Corporate Lessons from ancient tales - part 2

The second story goes like this - In a town there lived a small time businessman who was doing poorly in business and therefore was in dire financial strait. That businessman prayed to the God and that night he had a dream that a monk had come to visit his house, but instead of entertaining his guest, he took a stick and hit the monk on the head. Immediately the monk fell down and got converted to a heap of gold.
In the morning when he woke up he was still deliberating on the significance of his dream when his barber came for his daily shave. Just then there was a knock on the door and when the person opened the door, a monk came inside. Just then he remembered about his dream, took a rod and hit the monk on head. The monk fell flat and immediately there was a heap of gold coins in his place. The businessman gave his barber some gold and sworn him to secrecy.

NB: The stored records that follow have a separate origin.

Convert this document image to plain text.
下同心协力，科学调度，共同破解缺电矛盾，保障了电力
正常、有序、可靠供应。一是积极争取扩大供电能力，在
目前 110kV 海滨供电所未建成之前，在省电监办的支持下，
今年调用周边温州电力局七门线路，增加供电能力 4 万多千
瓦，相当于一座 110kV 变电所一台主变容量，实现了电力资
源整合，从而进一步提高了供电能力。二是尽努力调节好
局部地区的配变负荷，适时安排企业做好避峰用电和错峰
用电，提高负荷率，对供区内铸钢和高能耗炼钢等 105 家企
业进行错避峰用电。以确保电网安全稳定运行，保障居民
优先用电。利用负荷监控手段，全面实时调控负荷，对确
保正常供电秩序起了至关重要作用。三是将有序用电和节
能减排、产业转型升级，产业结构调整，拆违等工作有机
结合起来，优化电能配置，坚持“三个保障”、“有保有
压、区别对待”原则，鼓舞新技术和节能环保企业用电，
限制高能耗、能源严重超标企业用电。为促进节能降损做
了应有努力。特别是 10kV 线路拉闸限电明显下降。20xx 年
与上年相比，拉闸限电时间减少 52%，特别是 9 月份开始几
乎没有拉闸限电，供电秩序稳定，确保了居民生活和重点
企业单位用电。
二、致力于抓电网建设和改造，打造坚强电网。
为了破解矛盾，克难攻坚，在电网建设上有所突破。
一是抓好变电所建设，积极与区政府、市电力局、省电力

But this incident dishevelled the barber. He too went hom and began thinking, if by hitting a monk he gets so many gold coins, I too can hit a very large number of monks and get even more gold. So the very next day he invited all the local monks to his house for a ceremony. As soon as the monks began pouring in, he took a rod and began hitting them. One after the other innocent victims lay wounded or dead in a pool of blood but there was no gold. The local people saw this and they took the barber by force to the king. The king being just asked him the reason for such a "barbarism". The barber by then was helf dead with fear, he squarely blamed the businessman for his predicament. The king called for the businessman and heard the entire incident from him.
After hearing the businessman's story the king turned to the barber and said, "You did not try to realize the full context and yet you emulated his action, resulting in so much bloodshed, you should get capital punishment for your extreme impulsiveness".
Whats the moral of this story? We all realize that to make any sound decision and implement the same (i.e. take some action), we must understand the whole context, think holistically and then only take steps. We must never be impulsive, must not emulate something done elsewhere just because it has yielded result there. For instance in manufacturing industries its a fad to implement lean philosophy and just in time, just because some competitor has done the same and got success. But without careful context analysis, deliberation and going for a holistic understanding of the situational differences, it is often suicidal to adopt a "me too" approach. The fact is that many manufacturing industries, in their haste to adopt lean principles, ignore several aspects and only implement some of them, like just in time principle, thereby shifting the entire inventory from its premise to vendor's premise, or to the regional warehouse. Thus inventory still exists in supply chain resulting in waste, and management tears its hair in understanding what went wrong despite implementing lean principles.
There are plenty of such examples and therefore wisdom, which seems simple and common sense at first glance may not even be remembered in practice. And that is why Lehman brothers and AIGs go bankrupt.